I know this is the sort of reaction that shows my age, but Lord-a-mighty, the news that Florida will this very year pass New York in population is a shocker. Yes, I was dimly aware that Florida caught up with the Empire State in electoral votes during the last reapportionment (New York’s margin had steadily declined from 45-10 in the 1950s, to 43-14 in the 60s, to 41-17 in the 70s, 36-21 in the 80s, 33-25 in the 90s, and 31-27 in the 00s). But still, given New York’s incredible history and its continuing preeminence in business and culture, it’s weird to think of it as smaller than the state Chelsea Hander regularly mocks on her late-night show.
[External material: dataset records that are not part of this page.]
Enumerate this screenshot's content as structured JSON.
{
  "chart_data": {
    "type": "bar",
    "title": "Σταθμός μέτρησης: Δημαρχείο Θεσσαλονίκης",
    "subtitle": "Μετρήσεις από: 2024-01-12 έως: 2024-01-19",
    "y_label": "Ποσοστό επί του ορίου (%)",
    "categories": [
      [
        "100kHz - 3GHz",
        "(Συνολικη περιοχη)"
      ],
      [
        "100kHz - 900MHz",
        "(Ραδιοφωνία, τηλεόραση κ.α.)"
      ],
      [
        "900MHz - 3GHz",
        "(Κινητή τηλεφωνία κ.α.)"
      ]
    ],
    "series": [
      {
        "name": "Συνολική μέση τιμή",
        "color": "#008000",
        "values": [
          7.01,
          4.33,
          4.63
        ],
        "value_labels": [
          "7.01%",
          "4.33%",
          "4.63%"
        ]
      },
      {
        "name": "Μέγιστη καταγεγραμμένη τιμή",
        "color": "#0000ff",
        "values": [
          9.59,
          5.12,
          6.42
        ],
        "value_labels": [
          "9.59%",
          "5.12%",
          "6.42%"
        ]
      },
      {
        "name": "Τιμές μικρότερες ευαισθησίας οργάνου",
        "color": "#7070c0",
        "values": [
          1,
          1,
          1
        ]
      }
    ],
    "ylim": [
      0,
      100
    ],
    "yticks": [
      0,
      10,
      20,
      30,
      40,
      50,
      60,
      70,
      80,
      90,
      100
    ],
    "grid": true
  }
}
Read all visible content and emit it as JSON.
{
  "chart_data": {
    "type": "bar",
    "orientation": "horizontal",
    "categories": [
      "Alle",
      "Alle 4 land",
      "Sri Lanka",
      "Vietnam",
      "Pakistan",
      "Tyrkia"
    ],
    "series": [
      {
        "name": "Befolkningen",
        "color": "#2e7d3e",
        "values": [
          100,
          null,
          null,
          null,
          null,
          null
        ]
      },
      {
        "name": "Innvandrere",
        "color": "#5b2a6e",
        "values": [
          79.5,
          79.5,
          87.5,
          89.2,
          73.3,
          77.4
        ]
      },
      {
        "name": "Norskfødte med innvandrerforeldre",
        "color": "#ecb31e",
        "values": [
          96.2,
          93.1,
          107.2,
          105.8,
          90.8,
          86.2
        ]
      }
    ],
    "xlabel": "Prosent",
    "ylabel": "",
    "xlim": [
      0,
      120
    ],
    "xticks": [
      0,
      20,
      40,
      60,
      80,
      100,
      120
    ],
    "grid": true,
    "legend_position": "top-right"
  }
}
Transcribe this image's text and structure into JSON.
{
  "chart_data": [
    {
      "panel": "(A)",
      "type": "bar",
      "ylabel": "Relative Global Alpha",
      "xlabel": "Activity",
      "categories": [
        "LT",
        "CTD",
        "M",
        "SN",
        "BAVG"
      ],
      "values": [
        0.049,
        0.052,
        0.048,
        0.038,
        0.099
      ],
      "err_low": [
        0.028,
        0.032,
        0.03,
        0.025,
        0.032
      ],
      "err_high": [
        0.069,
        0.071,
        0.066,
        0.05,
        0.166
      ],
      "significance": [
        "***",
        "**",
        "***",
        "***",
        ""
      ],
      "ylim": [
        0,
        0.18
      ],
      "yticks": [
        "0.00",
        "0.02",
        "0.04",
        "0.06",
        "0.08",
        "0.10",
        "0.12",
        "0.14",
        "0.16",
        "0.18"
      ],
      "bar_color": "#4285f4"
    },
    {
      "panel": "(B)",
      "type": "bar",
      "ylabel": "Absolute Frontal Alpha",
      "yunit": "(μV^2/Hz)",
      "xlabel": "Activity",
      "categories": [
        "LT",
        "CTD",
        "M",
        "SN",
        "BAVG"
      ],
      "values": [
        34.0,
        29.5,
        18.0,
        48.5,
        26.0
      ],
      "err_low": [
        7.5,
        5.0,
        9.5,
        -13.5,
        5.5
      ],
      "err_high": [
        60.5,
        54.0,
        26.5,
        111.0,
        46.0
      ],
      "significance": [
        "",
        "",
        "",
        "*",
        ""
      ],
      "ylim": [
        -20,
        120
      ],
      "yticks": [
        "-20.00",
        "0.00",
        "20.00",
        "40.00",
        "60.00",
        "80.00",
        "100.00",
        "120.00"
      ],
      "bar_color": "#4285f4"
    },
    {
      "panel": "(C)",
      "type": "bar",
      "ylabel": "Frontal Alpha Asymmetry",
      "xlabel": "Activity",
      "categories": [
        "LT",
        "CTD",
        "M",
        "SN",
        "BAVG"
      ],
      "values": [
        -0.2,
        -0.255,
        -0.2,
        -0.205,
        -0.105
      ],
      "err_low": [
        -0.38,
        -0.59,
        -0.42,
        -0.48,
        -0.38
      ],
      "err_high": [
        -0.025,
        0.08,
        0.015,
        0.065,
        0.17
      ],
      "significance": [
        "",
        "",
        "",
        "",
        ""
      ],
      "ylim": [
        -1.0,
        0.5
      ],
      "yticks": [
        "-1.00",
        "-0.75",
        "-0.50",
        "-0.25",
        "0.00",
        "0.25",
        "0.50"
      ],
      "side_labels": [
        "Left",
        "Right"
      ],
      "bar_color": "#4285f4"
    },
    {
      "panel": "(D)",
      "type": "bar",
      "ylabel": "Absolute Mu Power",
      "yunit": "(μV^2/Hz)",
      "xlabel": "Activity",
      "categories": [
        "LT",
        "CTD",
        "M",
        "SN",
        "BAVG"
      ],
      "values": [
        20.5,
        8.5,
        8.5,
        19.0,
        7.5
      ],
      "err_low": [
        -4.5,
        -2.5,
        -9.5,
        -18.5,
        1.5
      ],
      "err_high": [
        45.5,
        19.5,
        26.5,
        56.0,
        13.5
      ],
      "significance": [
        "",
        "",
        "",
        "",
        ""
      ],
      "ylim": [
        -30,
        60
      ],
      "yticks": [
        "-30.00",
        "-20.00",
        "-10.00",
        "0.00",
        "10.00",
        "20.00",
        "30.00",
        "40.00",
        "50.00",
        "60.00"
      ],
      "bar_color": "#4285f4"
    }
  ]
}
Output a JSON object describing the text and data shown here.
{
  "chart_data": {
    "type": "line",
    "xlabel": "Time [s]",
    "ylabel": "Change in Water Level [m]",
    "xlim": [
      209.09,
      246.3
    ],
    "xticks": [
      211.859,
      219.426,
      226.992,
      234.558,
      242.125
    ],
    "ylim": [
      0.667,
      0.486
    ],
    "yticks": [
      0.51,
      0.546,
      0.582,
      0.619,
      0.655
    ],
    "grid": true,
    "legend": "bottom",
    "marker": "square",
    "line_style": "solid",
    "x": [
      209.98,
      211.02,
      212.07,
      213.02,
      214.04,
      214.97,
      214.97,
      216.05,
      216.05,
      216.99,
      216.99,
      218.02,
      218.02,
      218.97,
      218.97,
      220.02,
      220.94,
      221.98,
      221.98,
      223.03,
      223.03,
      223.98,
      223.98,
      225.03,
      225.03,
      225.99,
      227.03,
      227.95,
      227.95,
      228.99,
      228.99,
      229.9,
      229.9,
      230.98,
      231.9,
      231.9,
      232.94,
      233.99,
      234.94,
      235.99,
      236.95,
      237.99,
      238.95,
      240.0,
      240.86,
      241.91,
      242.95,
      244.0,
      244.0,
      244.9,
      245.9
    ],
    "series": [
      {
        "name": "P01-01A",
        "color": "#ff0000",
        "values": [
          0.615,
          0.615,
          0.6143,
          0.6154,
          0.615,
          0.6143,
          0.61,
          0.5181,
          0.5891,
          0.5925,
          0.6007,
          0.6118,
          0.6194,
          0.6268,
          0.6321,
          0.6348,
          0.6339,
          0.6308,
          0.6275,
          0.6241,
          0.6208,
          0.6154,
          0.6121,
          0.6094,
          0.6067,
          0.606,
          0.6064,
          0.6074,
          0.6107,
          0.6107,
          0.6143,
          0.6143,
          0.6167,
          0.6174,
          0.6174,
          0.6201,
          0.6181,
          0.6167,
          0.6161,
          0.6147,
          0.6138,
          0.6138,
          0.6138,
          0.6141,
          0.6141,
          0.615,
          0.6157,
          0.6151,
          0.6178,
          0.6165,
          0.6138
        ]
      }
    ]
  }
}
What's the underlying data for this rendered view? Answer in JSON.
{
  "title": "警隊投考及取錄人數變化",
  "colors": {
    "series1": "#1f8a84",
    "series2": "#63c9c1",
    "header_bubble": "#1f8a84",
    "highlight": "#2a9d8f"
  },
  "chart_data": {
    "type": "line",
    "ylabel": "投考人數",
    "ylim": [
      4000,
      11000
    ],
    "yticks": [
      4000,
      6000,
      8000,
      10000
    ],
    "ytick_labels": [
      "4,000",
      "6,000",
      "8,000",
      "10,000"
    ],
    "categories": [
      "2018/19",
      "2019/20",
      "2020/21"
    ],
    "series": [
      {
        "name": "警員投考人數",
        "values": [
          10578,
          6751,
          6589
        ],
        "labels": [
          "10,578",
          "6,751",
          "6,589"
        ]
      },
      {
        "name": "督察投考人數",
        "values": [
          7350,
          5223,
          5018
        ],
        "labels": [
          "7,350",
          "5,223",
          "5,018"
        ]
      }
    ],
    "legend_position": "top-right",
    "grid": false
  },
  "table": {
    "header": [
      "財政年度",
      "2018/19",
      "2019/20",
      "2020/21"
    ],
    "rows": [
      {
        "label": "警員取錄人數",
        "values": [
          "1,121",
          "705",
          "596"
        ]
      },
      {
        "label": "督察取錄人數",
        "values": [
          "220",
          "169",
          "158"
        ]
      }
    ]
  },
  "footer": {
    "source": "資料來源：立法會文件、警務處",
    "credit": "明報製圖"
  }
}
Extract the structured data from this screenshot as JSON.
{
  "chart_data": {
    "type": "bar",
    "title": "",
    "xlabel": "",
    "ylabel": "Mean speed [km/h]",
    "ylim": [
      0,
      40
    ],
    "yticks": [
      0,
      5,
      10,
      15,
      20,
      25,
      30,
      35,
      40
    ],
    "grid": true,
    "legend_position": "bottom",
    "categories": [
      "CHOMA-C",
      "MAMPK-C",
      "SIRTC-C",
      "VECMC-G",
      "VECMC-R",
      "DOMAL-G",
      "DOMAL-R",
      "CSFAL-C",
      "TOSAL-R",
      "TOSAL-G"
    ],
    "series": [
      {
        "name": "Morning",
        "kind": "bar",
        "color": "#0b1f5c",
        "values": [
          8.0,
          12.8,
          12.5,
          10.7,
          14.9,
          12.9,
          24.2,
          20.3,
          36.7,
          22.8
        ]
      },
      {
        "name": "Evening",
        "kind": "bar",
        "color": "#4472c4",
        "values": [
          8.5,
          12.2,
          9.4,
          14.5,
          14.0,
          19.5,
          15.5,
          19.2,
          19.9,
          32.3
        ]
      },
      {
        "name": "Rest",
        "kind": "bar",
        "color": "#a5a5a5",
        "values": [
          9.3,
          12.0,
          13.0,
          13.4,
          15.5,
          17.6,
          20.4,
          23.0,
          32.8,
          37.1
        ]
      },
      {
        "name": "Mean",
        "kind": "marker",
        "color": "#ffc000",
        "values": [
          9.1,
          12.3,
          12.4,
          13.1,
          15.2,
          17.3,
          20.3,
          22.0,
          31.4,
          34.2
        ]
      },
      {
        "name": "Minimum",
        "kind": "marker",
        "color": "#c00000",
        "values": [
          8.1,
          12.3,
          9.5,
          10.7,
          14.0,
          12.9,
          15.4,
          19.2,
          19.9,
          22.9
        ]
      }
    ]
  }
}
I admit I have a partly-irrational aversion to the Sunshine State, based on too many childhood vacations on the Redneck Riviera, an intense dislike for insanely hot weather interrupted by violent storms, and a general hostility to stinging insects and cheesy tourist culture, all fortified by college football rivalry and a feeling that the whole state’s surreal (my first reaction to Orlando, if you will forgive the stereotypes, is that it’s what you’d get if the Mormons had built Las Vegas).
But millions of transplants can’t all be wrong (or at least not all wrong), and at this point New York’s only hope for regaining its population lead is that all those Burmese Pythons in the Everglades will make common cause with the alligators and terrorize Floridians into a reverse migration north.